Kalmadı
Pusu dolu hep başka yollar
O’na varandan başka yol kalmadı.
Düşmanlık dolu bütün yönler
O’nun vechinden gayri cihet kalmadı.
Azgın dalgalar dört bir yanda. Deniz kabardıkça kabarmış. Çalkalanmakta durmadan bütün kâinat. O’na sığınmaktan başka çare kalmadı.
Dost dost dediklerin sırtından vururlar. Yüzüne gülerler, dönünce hançer çekerler. Kalmadı mertlik, diz boyu kalleşlik. O’ndan başka gerçek dost kalmadı.
Âlimdir dedik hikmetsizlere. Biliriz dediler hep bilmediklerine. Götürdüler milleti bilinmedik yerlere. Allâmü’l-Guyûb’dan gayri âlim kalmadı.

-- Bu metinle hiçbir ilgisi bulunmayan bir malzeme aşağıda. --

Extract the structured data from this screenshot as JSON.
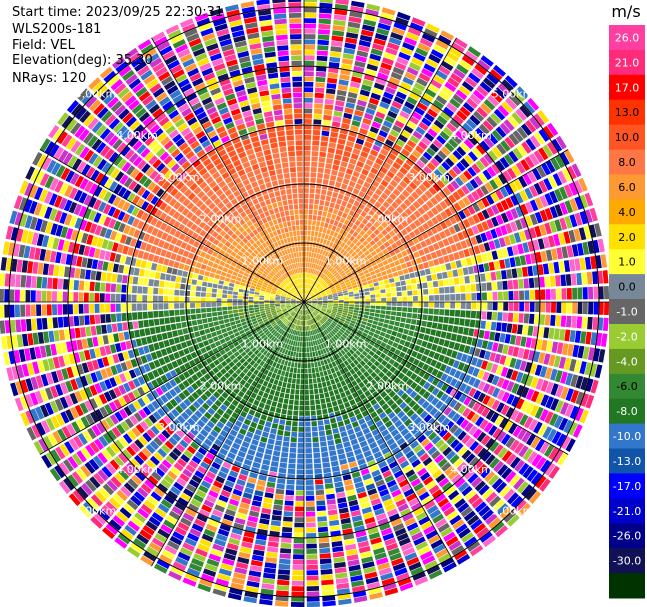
{
  "header": {
    "start_time": "Start time: 2023/09/25 22:30:31",
    "instrument": "WLS200s-181",
    "field": "Field: VEL",
    "elevation": "Elevation(deg): 35.30",
    "nrays": "NRays: 120"
  },
  "chart_data": {
    "type": "heatmap",
    "projection": "polar PPI",
    "field": "VEL",
    "units": "m/s",
    "elevation_deg": 35.3,
    "n_rays": 120,
    "range_rings_km": [
      1.0,
      2.0,
      3.0,
      4.0,
      5.0
    ],
    "ring_labels": [
      "1.00km",
      "2.00km",
      "3.00km",
      "4.00km",
      "5.00km"
    ],
    "radial_lines_deg": [
      0,
      30,
      60,
      90,
      120,
      150,
      180,
      210,
      240,
      270,
      300,
      330
    ],
    "colorbar": {
      "label": "m/s",
      "tick_labels": [
        "26.0",
        "21.0",
        "17.0",
        "13.0",
        "10.0",
        "8.0",
        "6.0",
        "4.0",
        "2.0",
        "1.0",
        "0.0",
        "-1.0",
        "-2.0",
        "-4.0",
        "-6.0",
        "-8.0",
        "-10.0",
        "-13.0",
        "-17.0",
        "-21.0",
        "-26.0",
        "-30.0"
      ],
      "colors": [
        "#ff3fa0",
        "#ff2a7a",
        "#ff0000",
        "#ff3300",
        "#ff5522",
        "#ff7744",
        "#ff9933",
        "#ffaa00",
        "#ffe000",
        "#ffff33",
        "#778899",
        "#666666",
        "#99cc33",
        "#669922",
        "#338833",
        "#227722",
        "#3377cc",
        "#1155aa",
        "#0000ff",
        "#0000cc",
        "#000088",
        "#111155",
        "#003300"
      ]
    },
    "description_regions": [
      {
        "sector": "north-near",
        "range_km": [
          0.0,
          1.0
        ],
        "value_ms": 6.0
      },
      {
        "sector": "north-mid",
        "range_km": [
          1.0,
          2.5
        ],
        "value_ms": 8.0
      },
      {
        "sector": "west-east-near",
        "range_km": [
          0.0,
          1.5
        ],
        "value_ms": 2.0
      },
      {
        "sector": "south-near",
        "range_km": [
          0.0,
          2.5
        ],
        "value_ms": -6.0
      },
      {
        "sector": "south-mid",
        "range_km": [
          1.0,
          2.5
        ],
        "value_ms": -8.0
      },
      {
        "sector": "outer-noise",
        "range_km": [
          2.5,
          5.1
        ],
        "value_ms": "noise"
      }
    ]
  }
}
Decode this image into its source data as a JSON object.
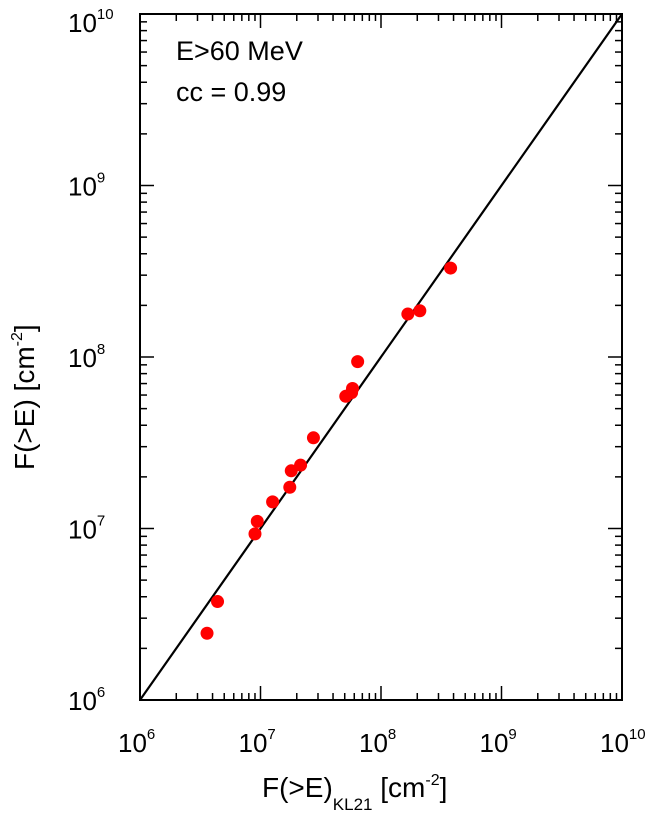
{
  "chart_data": {
    "type": "scatter",
    "x_scale": "log",
    "y_scale": "log",
    "xlim": [
      1000000,
      10000000000
    ],
    "ylim": [
      1000000,
      10000000000
    ],
    "x_ticks": [
      {
        "base": "10",
        "exp": "6"
      },
      {
        "base": "10",
        "exp": "7"
      },
      {
        "base": "10",
        "exp": "8"
      },
      {
        "base": "10",
        "exp": "9"
      },
      {
        "base": "10",
        "exp": "10"
      }
    ],
    "y_ticks": [
      {
        "base": "10",
        "exp": "6"
      },
      {
        "base": "10",
        "exp": "7"
      },
      {
        "base": "10",
        "exp": "8"
      },
      {
        "base": "10",
        "exp": "9"
      },
      {
        "base": "10",
        "exp": "10"
      }
    ],
    "xlabel": {
      "main": "F(>E)",
      "sub": "KL21",
      "unit_pre": " [cm",
      "unit_sup": "-2",
      "unit_post": "]"
    },
    "ylabel": {
      "main": "F(>E) [cm",
      "sup": "-2",
      "post": "]"
    },
    "annotations": [
      "E>60 MeV",
      "cc = 0.99"
    ],
    "point_color": "#ff0000",
    "line": {
      "x": [
        1000000,
        10000000000
      ],
      "y": [
        1000000,
        10000000000
      ],
      "color": "#000000"
    },
    "points": [
      {
        "x": 3600000,
        "y": 2450000
      },
      {
        "x": 4400000,
        "y": 3750000
      },
      {
        "x": 9000000,
        "y": 9300000
      },
      {
        "x": 9400000,
        "y": 11000000
      },
      {
        "x": 12600000,
        "y": 14300000
      },
      {
        "x": 17500000,
        "y": 17400000
      },
      {
        "x": 18000000,
        "y": 21700000
      },
      {
        "x": 21500000,
        "y": 23400000
      },
      {
        "x": 27500000,
        "y": 33800000
      },
      {
        "x": 51000000,
        "y": 59000000
      },
      {
        "x": 57000000,
        "y": 62000000
      },
      {
        "x": 58000000,
        "y": 65500000
      },
      {
        "x": 64000000,
        "y": 94000000
      },
      {
        "x": 167000000,
        "y": 178000000
      },
      {
        "x": 210000000,
        "y": 186000000
      },
      {
        "x": 378000000,
        "y": 330000000
      }
    ]
  }
}
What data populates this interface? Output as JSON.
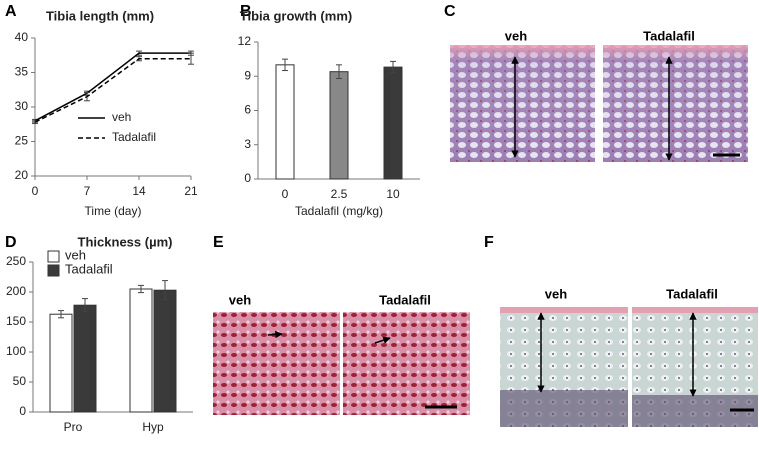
{
  "chart_data": [
    {
      "type": "line",
      "panel": "A",
      "title": "Tibia length (mm)",
      "xlabel": "Time (day)",
      "x": [
        0,
        7,
        14,
        21
      ],
      "xlim": [
        0,
        21
      ],
      "xticks": [
        0,
        7,
        14,
        21
      ],
      "ylim": [
        20,
        40
      ],
      "yticks": [
        20,
        25,
        30,
        35,
        40
      ],
      "series": [
        {
          "name": "veh",
          "color": "#000000",
          "dash": false,
          "values": [
            28,
            32,
            37.8,
            37.8
          ],
          "errors": [
            0.2,
            0.3,
            0.3,
            0.3
          ]
        },
        {
          "name": "Tadalafil",
          "color": "#000000",
          "dash": true,
          "values": [
            27.8,
            31.5,
            37,
            37
          ],
          "errors": [
            0.2,
            0.6,
            0.3,
            0.8
          ]
        }
      ]
    },
    {
      "type": "bar",
      "panel": "B",
      "title": "Tibia growth (mm)",
      "xlabel": "Tadalafil (mg/kg)",
      "categories": [
        "0",
        "2.5",
        "10"
      ],
      "values": [
        10,
        9.4,
        9.8
      ],
      "errors": [
        0.5,
        0.6,
        0.5
      ],
      "colors": [
        "#ffffff",
        "#888888",
        "#3a3a3a"
      ],
      "ylim": [
        0,
        12
      ],
      "yticks": [
        0,
        3,
        6,
        9,
        12
      ]
    },
    {
      "type": "bar",
      "panel": "D",
      "title": "Thickness (µm)",
      "categories": [
        "Pro",
        "Hyp"
      ],
      "series": [
        {
          "name": "veh",
          "color": "#ffffff",
          "values": [
            163,
            205
          ],
          "errors": [
            6,
            6
          ]
        },
        {
          "name": "Tadalafil",
          "color": "#3a3a3a",
          "values": [
            178,
            203
          ],
          "errors": [
            11,
            16
          ]
        }
      ],
      "ylim": [
        0,
        250
      ],
      "yticks": [
        0,
        50,
        100,
        150,
        200,
        250
      ]
    }
  ],
  "images": [
    {
      "panel": "C",
      "labels": [
        "veh",
        "Tadalafil"
      ]
    },
    {
      "panel": "E",
      "labels": [
        "veh",
        "Tadalafil"
      ]
    },
    {
      "panel": "F",
      "labels": [
        "veh",
        "Tadalafil"
      ]
    }
  ]
}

Çare diye sarıldık çürük iplere. Serap gördük düşünce çöllere. Kayboldu ümitler, dönüştü hayallere. O’ndan başka Hablü’l-Metîn kalmadı.
Kalbimizi sardı dünya sevgisi. Gözümüzü bürüdü makam hasreti. Yolumuzu şaşırttı tamah gayreti. O’nun sevgisinden başka ilaç kalmadı.
Sen ben diye hep çekişmeler... Herkes ister ki “hep beni dinleyeler!” Sözünün üstüne başka söz istemezler. O’nun kelâmından başka kelâm kalmadı.
Aka kara derler, karaya da ak. Gerçek zannettikleri sahtedir, bak! Tersyüz eden hakikati, ahmak. O’nun hikmetinden başka hakikat kalmadı.
Doğru diye saptılar eğri yollara. Kargalar yol gösterdi kılavuzlara. Dönüp dolaşıp saplandılar sahralara. Sırat-ı müstakimden başka yol kalmadı.
Sarıldı güçlüler hep zulümlere. Reva gördüler işkenceyi âhir zaman ümmetine. Hayatlar dönüştü ölümlere. Gayret-i İlahî’ye dokunmaya çok bir şey kalmadı.
Yerin altı üstünden hayırlı. Göçenler sevgili, kalanlar sevdalı. Karıştı hayretle hayat ölüm sarmalı. Cennete de cehenneme de çok mesafe kalmadı.
Semada yankılanır mazlumun sesi. Arş’a kanatlanır şehitlerin nefesi. İniltiler yırtar toprak kafesi. Ehl-i ıstıraba icabete engel kalmadı.
Felsefe diye girer şüphe zihinlere. Özgürlük diye diye ahlâkı sererler yere. İlaç diye zehir verirler nesillere. Şâfi-i Hakiki’den başka derman kalmadı.
Mutluluk umarlar şekâvet yolunda. Kurtulacaklar sanırlar düşme tuzağında. Karanlığa boğulur dibe vardığında. O’nun nurundan başka ışık kalmadı.
Tehlike dolu hep başka yollar
O’na yönelmekten başka çare kalmadı.
Bin bir tuzakla sarılmış istikametler
Hıfz-ı İlahîden başka kurtuluş kalmadı.